Brad Hardy, 31, was convicted in Rankin County last week in the deaths of Mikeal Hardy, 60, and Roger Gipson, 48. He was convicted of aggravated assault for injuring another man in the crash.
Prosecutors convinced a jury that Hardy crashed into other boats while trying to use his to splash people celebrating Memorial Day weekend at a sandbar on the Pearl River, which feeds the sprawling Ross Barnett Reservoir, a popular spot for water skiing and fishing in central Mississippi.
Hardy's defense claimed a catastrophic steering failure caused the crash.
Assistant District Attorney Marty Miller said after the hearing that Hardy had a blood alcohol level of .09 percent — above the legal limit of .08 percent — almost an hour and half after the accident. Hardy had three DUIs in the 1990s, said District Attorney Michael Guest.
Hardy wept before sentencing, telling the judge that he wasn't trying to splash anyone.
"Only me and God really know what happened," Hardy said, standing before the judge in a yellow jail jumpsuit and shackles.

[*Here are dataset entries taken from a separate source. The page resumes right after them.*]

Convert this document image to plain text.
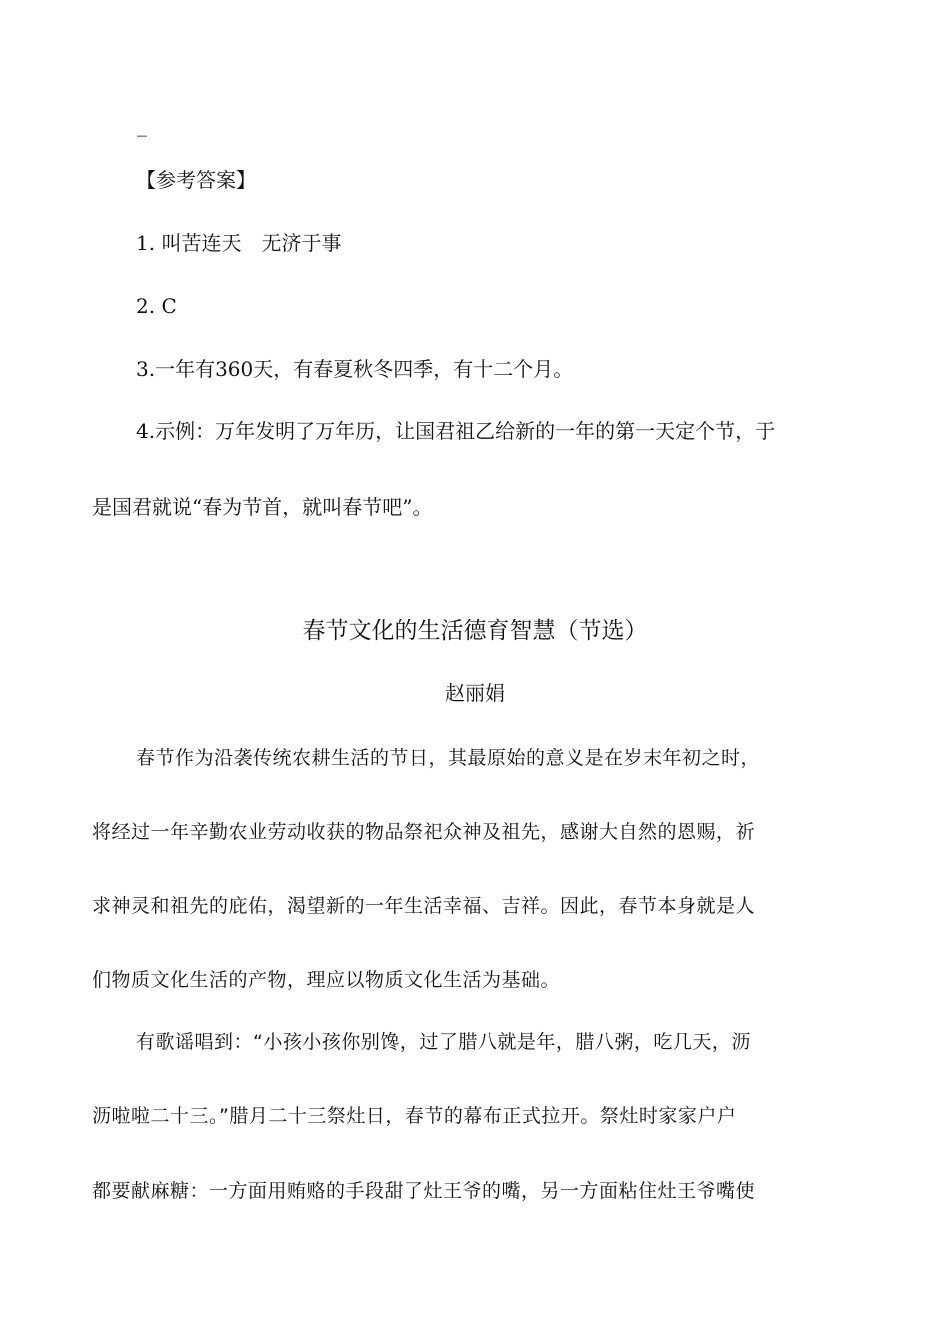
_
【参考答案】
1. 叫苦连天　无济于事
2. C
3.一年有360天，有春夏秋冬四季，有十二个月。
4.示例：万年发明了万年历，让国君祖乙给新的一年的第一天定个节，于
是国君就说“春为节首，就叫春节吧”。
春节文化的生活德育智慧（节选）
赵丽娟
春节作为沿袭传统农耕生活的节日，其最原始的意义是在岁末年初之时，
将经过一年辛勤农业劳动收获的物品祭祀众神及祖先，感谢大自然的恩赐，祈
求神灵和祖先的庇佑，渴望新的一年生活幸福、吉祥。因此，春节本身就是人
们物质文化生活的产物，理应以物质文化生活为基础。
有歌谣唱到：“小孩小孩你别馋，过了腊八就是年，腊八粥，吃几天，沥
沥啦啦二十三。”腊月二十三祭灶日，春节的幕布正式拉开。祭灶时家家户户
都要献麻糖：一方面用贿赂的手段甜了灶王爷的嘴，另一方面粘住灶王爷嘴使
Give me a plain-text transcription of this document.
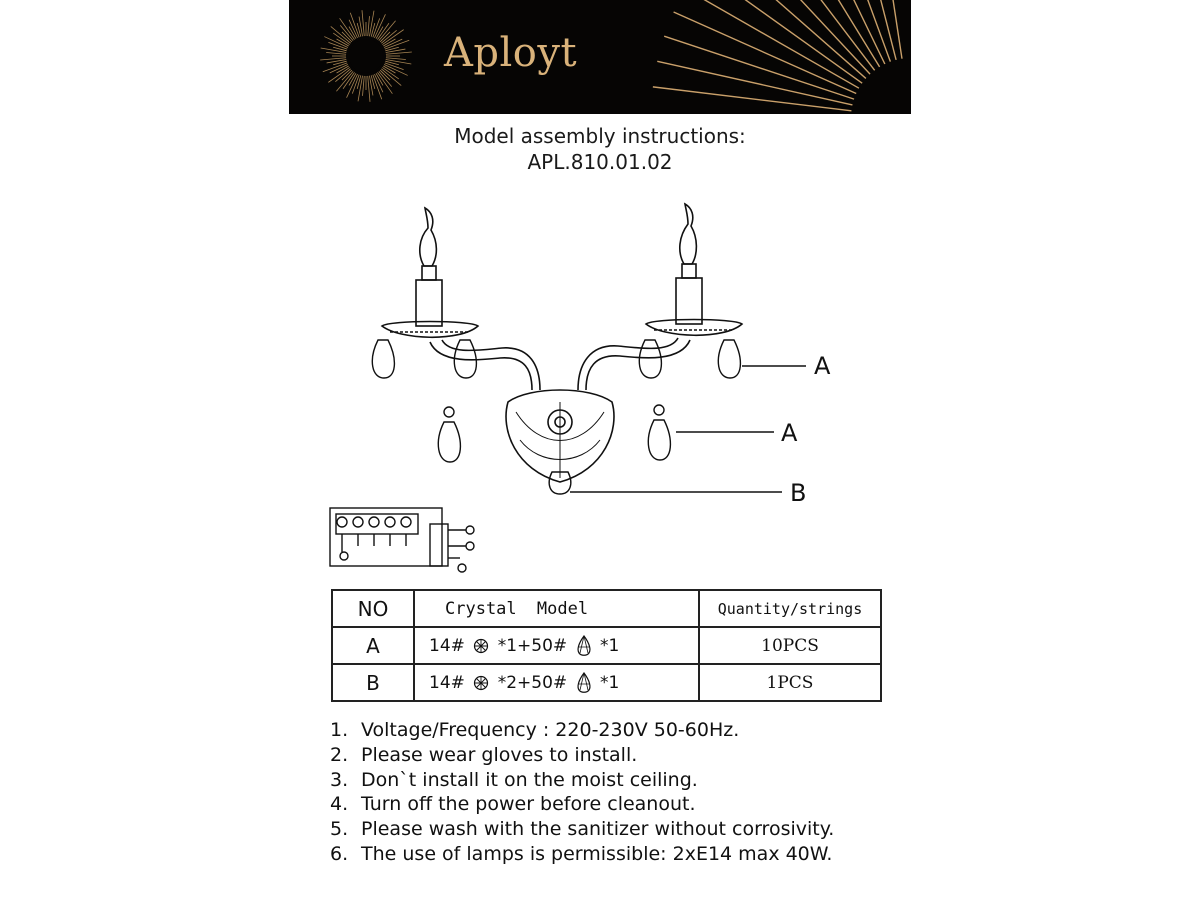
Aployt
Model assembly instructions:
APL.810.01.02
A
A
B
NO	Crystal Model	Quantity/strings
A	14# *1+50# *1	10PCS
B	14# *2+50# *1	1PCS
1. Voltage/Frequency : 220-230V 50-60Hz.
2. Please wear gloves to install.
3. Don`t install it on the moist ceiling.
4. Turn off the power before cleanout.
5. Please wash with the sanitizer without corrosivity.
6. The use of lamps is permissible: 2xE14 max 40W.
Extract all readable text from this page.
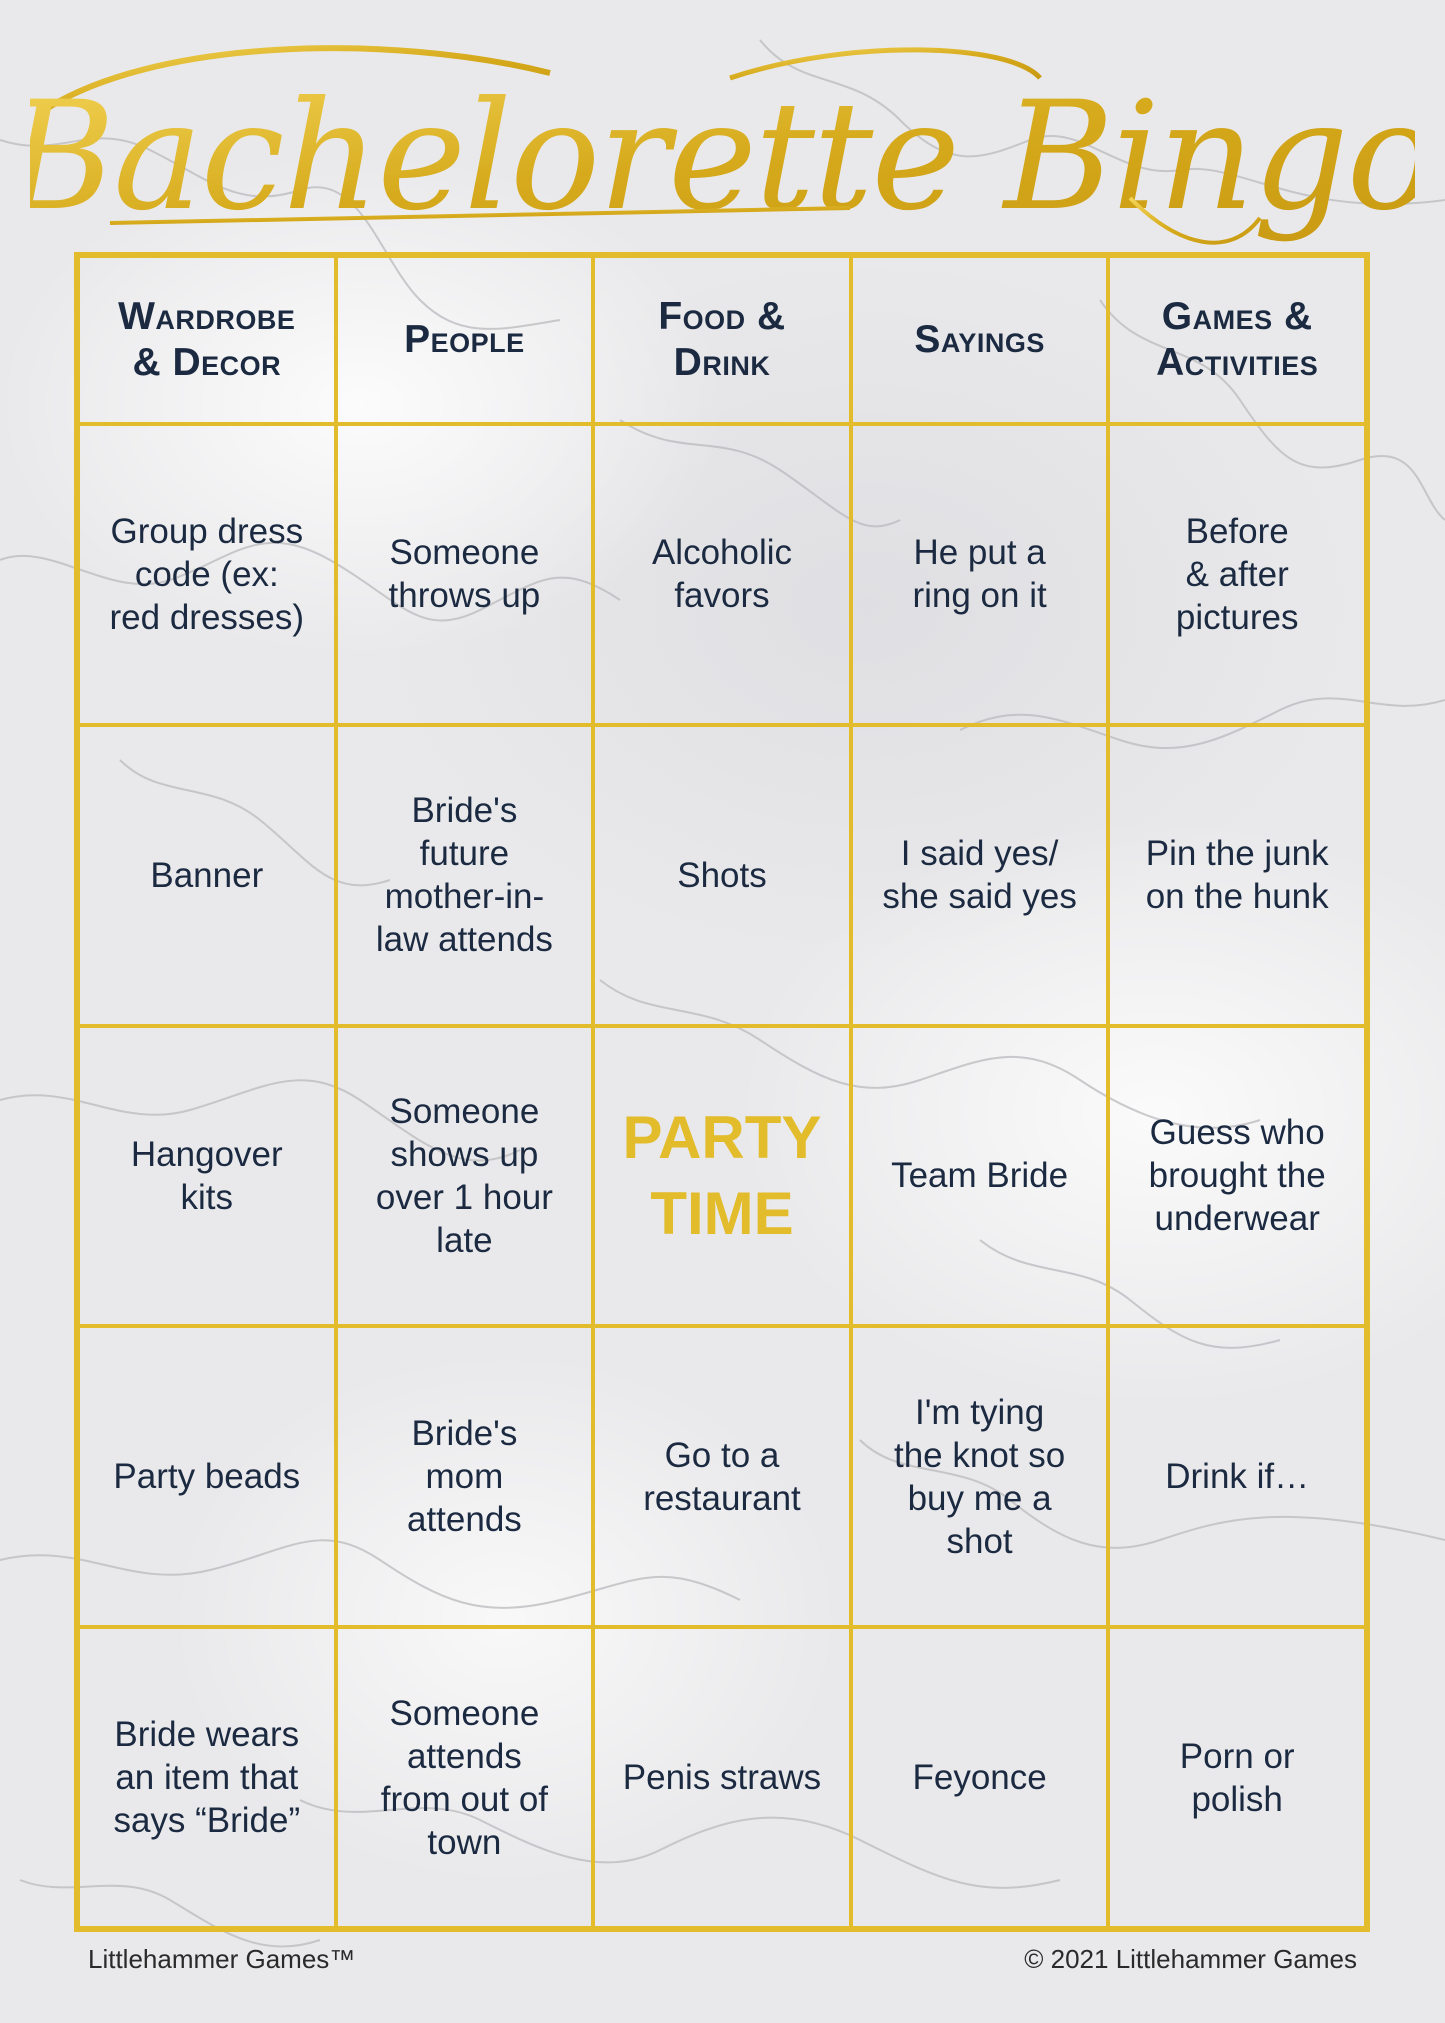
Bachelorette Bingo
Wardrobe
& Decor
People
Food &
Drink
Sayings
Games &
Activities
Group dress
code (ex:
red dresses)
Someone
throws up
Alcoholic
favors
He put a
ring on it
Before
& after
pictures
Banner
Bride's
future
mother-in-
law attends
Shots
I said yes/
she said yes
Pin the junk
on the hunk
Hangover
kits
Someone
shows up
over 1 hour
late
PARTY
TIME
Team Bride
Guess who
brought the
underwear
Party beads
Bride's
mom
attends
Go to a
restaurant
I'm tying
the knot so
buy me a
shot
Drink if…
Bride wears
an item that
says “Bride”
Someone
attends
from out of
town
Penis straws	Feyonce
Porn or
polish
Littlehammer Games™	© 2021 Littlehammer Games
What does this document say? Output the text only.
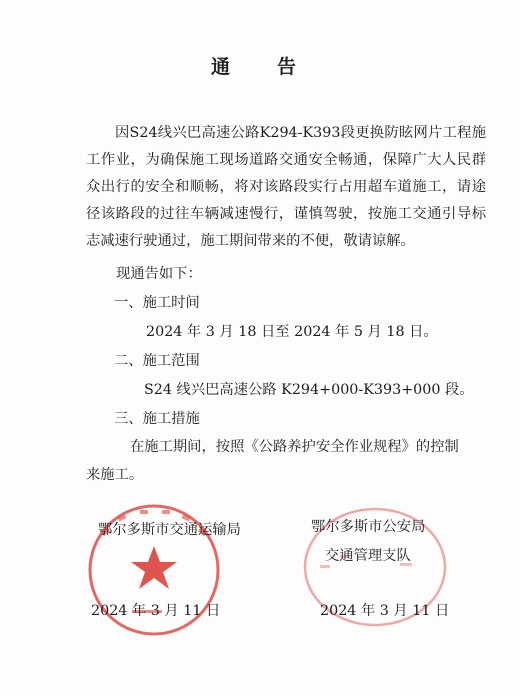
通　告
因S24线兴巴高速公路K294-K393段更换防眩网片工程施工作业，为确保施工现场道路交通安全畅通，保障广大人民群众出行的安全和顺畅，将对该路段实行占用超车道施工，请途径该路段的过往车辆减速慢行，谨慎驾驶，按施工交通引导标志减速行驶通过，施工期间带来的不便，敬请谅解。
现通告如下：
一、施工时间
2024 年 3 月 18 日至 2024 年 5 月 18 日。
二、施工范围
S24 线兴巴高速公路 K294+000-K393+000 段。
三、施工措施
在施工期间，按照《公路养护安全作业规程》的控制
来施工。
鄂尔多斯市交通运输局
2024 年 3 月 11 日
鄂尔多斯市公安局
交通管理支队
2024 年 3 月 11 日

Rankin County Circuit Court Judge William Chapman wasn't moved.
"This defendant is emotional, but it is not any remorse for what he has done. He's emotional because he's getting ready to go to the penitentiary," Chapman said.
Chapman said he believed the testimony at trial that Hardy was trying to splash people with the boat.
"You chose to drink and operate that boat the way you did. There was nothing wrong with the boat, there was something wrong with the operator," Chapman said.
Lt. Randy Newell of the Mississippi Department of Wildlife, Fisheries, and Parks said after the hearing that Hardy was speeding toward the sandbar and tried to spray his father, who had done something similar earlier in the day.
Chapman sentenced Hardy to 18 years in Gipson's death and eight years for injuring William Hulett. Those sentences will run consecutively, for a total of 26 years.
The judge said Hardy would make the ultimate decision on whether he spends time behind bars for the death of his father.
He gave Hardy an 18-year suspended sentence for the death of his father, but said he would have to serve that time if he violates the conditions of his release when he gets out of prison.